Abstract

The properties of light-emitting diodes based on the electrophorescent platinum-porphyrin dye PtOEP blended into a ladder-type poly(para-phenylene) (LPPP) polymer host are presented. Due to the small difference between the highest occupied molecular orbital (HOMO) levels of the guest and the host, the operating voltage of single layer devices is almost independent of the dopant concentration in clear contrast to what has been observed in the case of wide-band gap host polymers. However, the efficiency and the color purity of these single-layer devices is quite poor, which can be attributed to the weak trapping of carriers on the phosphorescent dye. Incorporating an electron-transporting/hole-blocking layer greatly increases the efficiency of the devices but at the same time emission from the host becomes more significant.

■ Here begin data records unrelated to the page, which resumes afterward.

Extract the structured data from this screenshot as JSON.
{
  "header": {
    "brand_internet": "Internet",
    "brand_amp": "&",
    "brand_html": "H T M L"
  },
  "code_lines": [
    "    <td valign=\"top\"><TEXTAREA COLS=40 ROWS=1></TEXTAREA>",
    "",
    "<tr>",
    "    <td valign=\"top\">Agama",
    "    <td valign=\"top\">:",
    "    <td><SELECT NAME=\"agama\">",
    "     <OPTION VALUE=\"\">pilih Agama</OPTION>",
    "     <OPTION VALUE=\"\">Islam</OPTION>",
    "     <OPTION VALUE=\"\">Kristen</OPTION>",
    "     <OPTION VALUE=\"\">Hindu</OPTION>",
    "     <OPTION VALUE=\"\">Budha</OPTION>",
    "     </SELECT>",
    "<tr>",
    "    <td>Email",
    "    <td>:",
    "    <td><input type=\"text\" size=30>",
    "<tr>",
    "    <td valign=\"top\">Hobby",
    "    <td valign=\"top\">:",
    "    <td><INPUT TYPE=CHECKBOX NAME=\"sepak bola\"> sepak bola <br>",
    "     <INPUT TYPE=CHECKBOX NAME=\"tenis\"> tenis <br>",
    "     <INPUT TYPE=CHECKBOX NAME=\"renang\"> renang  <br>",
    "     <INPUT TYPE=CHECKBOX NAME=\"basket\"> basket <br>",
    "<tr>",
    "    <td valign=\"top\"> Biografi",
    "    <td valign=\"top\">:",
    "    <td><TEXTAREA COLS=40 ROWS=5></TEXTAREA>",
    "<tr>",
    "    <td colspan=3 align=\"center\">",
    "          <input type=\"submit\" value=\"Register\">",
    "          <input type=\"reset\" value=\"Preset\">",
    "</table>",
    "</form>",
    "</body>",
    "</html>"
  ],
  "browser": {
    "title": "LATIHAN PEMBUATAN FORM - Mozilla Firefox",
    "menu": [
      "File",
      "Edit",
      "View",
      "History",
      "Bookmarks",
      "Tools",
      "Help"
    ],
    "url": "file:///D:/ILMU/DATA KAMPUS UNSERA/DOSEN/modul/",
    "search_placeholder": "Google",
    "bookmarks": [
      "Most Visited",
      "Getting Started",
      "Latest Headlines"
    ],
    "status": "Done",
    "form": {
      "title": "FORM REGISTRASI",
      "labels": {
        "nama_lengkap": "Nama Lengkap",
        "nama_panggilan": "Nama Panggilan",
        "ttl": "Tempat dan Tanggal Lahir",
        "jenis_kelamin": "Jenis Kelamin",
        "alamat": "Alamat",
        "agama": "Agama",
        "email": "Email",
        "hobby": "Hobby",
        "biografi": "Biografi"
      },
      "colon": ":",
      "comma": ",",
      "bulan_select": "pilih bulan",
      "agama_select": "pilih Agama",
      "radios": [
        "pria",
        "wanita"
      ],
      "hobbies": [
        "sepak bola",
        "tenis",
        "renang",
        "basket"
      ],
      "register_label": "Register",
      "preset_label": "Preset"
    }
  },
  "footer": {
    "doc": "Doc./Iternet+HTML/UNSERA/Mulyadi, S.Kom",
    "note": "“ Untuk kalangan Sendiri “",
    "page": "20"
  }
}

Adding a hole-transporting/electron-blocking layer further increases the efficiency of the devices. Pure red emission is, however, only obtained if the HOMO of the hole-transporting layer is well above that of the LPPP host. This effect is interpreted in terms of a direct injection of holes from the hole-transporting layer into the HOMO level of the dopant. Further, prompt fluorescence and phosphorescence studies indicate that energy transfer from LPPP singlet excitons contributes to the emission from the dopant, but that the efficiency of singlet exciton transfer is too small to explain the almost complete absence of host emission in the electroluminescence spectra of single- and three-layer devices.